Let me correct an impression: initially, CAC Ebute-Meta has always been part of the church, but in the early '90s when the crisis broke out, what we then knew as the General Executive Council was one side and Supreme Council was another side. GEC was led by Baba Obafemi and Supreme Council by Baba Adegoroye. It's on the Supreme Council side we have Baba Obadare, Udofia and others. On General Executive Council side we have Baba Obafemi, Baba Olusheye who was the General Superintendent then. There was a meeting of Elders that was called by a particular Baba Ige in CAC Olugbode. Baba Ige was the most senior Elder at that time and he was well respected. He called the meeting with the motive of resolving the crisis. CAC Ebute-Meta and Olugbode became prominent due to the meeting because meetings were held there. CAC Ebute-Meta, Olugbode form an interim government with the aim that both the GEC and Supreme Council should reconcile. We want both of them to form a new administration whereby they can come together and become one. The interim government we set up becomes a problem to the extent that both the GEC and Supreme Council started threatening us. But both of them used to send their representatives to our meetings. We held one of the meetings at Oniyere and Olugbode. My father used to take me to the meeting and I was the recorder on the interim side. The meeting made me to know most of those fathers. We continued with the interim until the late '90s when we now decided to come back and rejoin the GEC. After we came back to GEC, personally, I have made many efforts to bring back the Supreme Council.

 

Now that you're part of the administration of the church, what effort will you make to bring back our brethren from other side?

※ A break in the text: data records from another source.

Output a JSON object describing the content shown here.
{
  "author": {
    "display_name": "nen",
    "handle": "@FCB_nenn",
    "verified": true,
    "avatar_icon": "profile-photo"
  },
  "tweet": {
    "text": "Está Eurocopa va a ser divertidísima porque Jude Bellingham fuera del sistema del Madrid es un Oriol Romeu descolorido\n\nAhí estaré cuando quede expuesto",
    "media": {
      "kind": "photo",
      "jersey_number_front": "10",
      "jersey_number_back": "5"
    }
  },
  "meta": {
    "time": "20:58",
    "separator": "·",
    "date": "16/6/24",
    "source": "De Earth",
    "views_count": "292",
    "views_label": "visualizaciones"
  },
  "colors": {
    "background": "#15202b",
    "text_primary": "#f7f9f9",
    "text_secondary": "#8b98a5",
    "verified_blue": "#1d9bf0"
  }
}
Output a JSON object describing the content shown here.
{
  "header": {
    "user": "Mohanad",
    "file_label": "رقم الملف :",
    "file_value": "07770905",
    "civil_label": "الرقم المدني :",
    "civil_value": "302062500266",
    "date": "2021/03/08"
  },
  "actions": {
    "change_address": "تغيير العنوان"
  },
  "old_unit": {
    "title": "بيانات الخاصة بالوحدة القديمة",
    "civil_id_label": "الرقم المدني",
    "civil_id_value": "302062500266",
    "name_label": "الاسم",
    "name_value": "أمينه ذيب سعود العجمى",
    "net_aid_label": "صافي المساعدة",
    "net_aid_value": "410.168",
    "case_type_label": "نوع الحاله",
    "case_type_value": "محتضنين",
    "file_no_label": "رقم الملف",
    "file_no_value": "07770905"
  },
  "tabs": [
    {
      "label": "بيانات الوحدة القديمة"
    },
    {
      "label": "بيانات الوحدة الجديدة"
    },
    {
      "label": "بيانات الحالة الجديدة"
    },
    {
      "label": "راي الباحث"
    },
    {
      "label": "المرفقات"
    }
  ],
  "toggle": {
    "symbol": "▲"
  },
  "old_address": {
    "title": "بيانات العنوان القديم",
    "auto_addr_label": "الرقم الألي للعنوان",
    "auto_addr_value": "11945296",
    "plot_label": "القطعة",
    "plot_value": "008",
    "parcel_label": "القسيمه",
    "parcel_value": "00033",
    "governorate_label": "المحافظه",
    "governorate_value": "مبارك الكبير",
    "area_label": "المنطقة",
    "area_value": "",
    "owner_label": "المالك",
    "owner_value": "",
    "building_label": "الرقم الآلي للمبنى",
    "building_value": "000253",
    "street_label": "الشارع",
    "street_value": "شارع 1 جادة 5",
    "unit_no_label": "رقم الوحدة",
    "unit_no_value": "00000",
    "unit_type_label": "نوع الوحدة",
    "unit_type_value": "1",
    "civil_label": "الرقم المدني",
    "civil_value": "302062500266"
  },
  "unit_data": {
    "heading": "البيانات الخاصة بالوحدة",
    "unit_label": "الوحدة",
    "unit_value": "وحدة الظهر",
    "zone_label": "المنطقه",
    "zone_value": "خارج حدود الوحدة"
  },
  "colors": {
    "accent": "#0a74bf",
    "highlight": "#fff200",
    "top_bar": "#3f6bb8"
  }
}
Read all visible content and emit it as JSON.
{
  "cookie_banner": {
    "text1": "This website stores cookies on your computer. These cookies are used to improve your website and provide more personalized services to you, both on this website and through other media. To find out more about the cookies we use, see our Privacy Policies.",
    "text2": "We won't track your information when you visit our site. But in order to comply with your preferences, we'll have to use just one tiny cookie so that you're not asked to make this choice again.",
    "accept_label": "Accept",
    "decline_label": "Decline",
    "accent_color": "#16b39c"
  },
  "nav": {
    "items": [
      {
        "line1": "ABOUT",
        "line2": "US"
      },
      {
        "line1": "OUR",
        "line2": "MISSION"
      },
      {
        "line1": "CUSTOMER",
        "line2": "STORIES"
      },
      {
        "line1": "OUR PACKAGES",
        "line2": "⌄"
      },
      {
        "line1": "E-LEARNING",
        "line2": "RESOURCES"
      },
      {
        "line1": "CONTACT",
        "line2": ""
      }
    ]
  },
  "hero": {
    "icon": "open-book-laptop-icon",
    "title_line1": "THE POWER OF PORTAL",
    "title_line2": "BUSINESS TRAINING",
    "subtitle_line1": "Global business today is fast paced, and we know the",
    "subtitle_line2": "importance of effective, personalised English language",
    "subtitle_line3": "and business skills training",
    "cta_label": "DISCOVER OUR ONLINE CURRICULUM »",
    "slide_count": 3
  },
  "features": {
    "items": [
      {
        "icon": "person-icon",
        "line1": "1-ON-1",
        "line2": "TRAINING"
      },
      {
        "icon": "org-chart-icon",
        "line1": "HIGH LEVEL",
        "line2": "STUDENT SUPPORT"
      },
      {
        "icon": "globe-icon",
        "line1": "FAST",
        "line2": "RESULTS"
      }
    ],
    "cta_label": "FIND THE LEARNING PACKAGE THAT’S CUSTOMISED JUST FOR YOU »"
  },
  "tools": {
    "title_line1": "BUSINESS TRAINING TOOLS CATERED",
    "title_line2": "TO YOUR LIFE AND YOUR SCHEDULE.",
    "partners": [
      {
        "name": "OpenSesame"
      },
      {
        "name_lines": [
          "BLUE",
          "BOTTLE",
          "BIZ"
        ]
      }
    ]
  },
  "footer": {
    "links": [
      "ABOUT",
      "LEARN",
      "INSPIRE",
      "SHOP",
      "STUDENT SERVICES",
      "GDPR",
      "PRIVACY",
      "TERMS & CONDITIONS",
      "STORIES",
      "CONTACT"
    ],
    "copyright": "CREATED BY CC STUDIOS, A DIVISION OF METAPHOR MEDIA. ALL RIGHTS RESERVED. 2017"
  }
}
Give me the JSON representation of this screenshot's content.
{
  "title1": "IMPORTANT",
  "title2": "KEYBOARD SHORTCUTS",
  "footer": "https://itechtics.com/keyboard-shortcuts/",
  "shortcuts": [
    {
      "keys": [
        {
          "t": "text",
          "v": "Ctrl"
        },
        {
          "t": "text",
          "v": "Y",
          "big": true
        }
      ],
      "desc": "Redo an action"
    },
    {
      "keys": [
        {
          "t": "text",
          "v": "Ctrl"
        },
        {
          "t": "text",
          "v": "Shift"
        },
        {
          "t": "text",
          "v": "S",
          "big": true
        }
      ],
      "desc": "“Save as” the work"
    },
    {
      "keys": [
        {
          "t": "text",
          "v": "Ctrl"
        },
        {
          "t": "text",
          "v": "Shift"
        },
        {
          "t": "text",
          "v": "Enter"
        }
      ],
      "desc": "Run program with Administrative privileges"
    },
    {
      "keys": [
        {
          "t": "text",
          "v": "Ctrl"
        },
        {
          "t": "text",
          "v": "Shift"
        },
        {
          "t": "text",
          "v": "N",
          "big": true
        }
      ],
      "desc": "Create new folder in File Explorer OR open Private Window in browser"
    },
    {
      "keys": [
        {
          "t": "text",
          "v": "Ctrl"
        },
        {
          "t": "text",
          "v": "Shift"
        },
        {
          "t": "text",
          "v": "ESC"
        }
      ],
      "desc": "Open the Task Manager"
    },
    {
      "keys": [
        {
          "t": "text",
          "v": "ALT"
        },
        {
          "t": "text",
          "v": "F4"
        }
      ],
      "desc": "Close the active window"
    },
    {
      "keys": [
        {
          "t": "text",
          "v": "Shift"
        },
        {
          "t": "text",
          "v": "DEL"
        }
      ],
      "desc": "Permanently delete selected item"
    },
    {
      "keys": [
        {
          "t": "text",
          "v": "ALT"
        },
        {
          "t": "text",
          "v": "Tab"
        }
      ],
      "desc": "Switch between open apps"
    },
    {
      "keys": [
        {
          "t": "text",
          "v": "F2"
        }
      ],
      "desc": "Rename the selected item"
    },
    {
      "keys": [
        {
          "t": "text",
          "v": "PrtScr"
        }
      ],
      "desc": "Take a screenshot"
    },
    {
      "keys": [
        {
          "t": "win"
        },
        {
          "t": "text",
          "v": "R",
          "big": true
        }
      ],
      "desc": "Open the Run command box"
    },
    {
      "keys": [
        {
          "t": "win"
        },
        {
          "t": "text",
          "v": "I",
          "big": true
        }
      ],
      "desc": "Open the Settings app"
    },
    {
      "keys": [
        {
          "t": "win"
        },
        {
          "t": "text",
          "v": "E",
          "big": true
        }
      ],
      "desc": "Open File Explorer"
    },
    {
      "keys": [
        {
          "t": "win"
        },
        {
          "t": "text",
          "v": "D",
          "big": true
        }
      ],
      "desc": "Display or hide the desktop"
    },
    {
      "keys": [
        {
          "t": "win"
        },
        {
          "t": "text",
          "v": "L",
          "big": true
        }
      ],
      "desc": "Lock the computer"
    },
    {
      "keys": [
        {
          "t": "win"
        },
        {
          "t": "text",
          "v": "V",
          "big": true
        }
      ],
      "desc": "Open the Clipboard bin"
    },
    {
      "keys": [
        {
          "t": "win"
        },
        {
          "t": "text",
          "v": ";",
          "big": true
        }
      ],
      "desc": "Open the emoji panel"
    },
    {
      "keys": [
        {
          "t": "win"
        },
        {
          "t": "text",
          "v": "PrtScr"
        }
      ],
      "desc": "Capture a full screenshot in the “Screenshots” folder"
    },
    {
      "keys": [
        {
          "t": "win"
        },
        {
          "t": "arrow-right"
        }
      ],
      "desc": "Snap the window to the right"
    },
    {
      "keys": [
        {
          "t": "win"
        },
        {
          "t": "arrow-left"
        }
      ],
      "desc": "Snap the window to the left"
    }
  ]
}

One day, I was in the Federal High Court in Lagos, I saw the late Governor of Ondo State, who before becoming the Governor was one of the lawyers of CAC, OgbeniRotimiAkeredolu and I said 'I gathered that you are one of our lawyers in CAC' and he said yes. He asked me that 'amI a CAC member?' I told him I was born and bred in CAC. I implored him that we should have a meeting with the lawyers of Supreme Council. He was very happy with me when I said it. He asked me to speak with Mr. Olujimi, his partner who is based in Abuja and I went to Abuja to talk to him. He was very excited. Luckily for me the lawyer of the other side is someone I know very well. We held a meeting with them in their chambers in Ibadan. Baba Akinosun was still the President of CAC then. He used to sendrepresentatives to the meeting, while the Supreme Council also did same thing. We made some recommendations in order to accommodate our people from the other side. We suggested that new offices should be created. They agreed with us, but all of a sudden everything scattered. It was very painful. I used to come to Ibadan every week for six weeks because of this. Everybody, including the lawyers were disappointed. However, we won't stop. We will continue to make necessary effort to unite the church.

 

Some people have said we should have executed the judgment of March 1 2011 which says that Supreme Council has ceased to exit, and that all Church properties are too be vested in the Church’s Trustees, what is your view?

It's one of the things we want to discuss with the church lawyer, Mr. Lana. We will look at it and see what exactly we can do. We will study all the court documents and see what we can do.

 

Is there still a hope that the church can be united?

Why not? It is possible and I believe God will help us.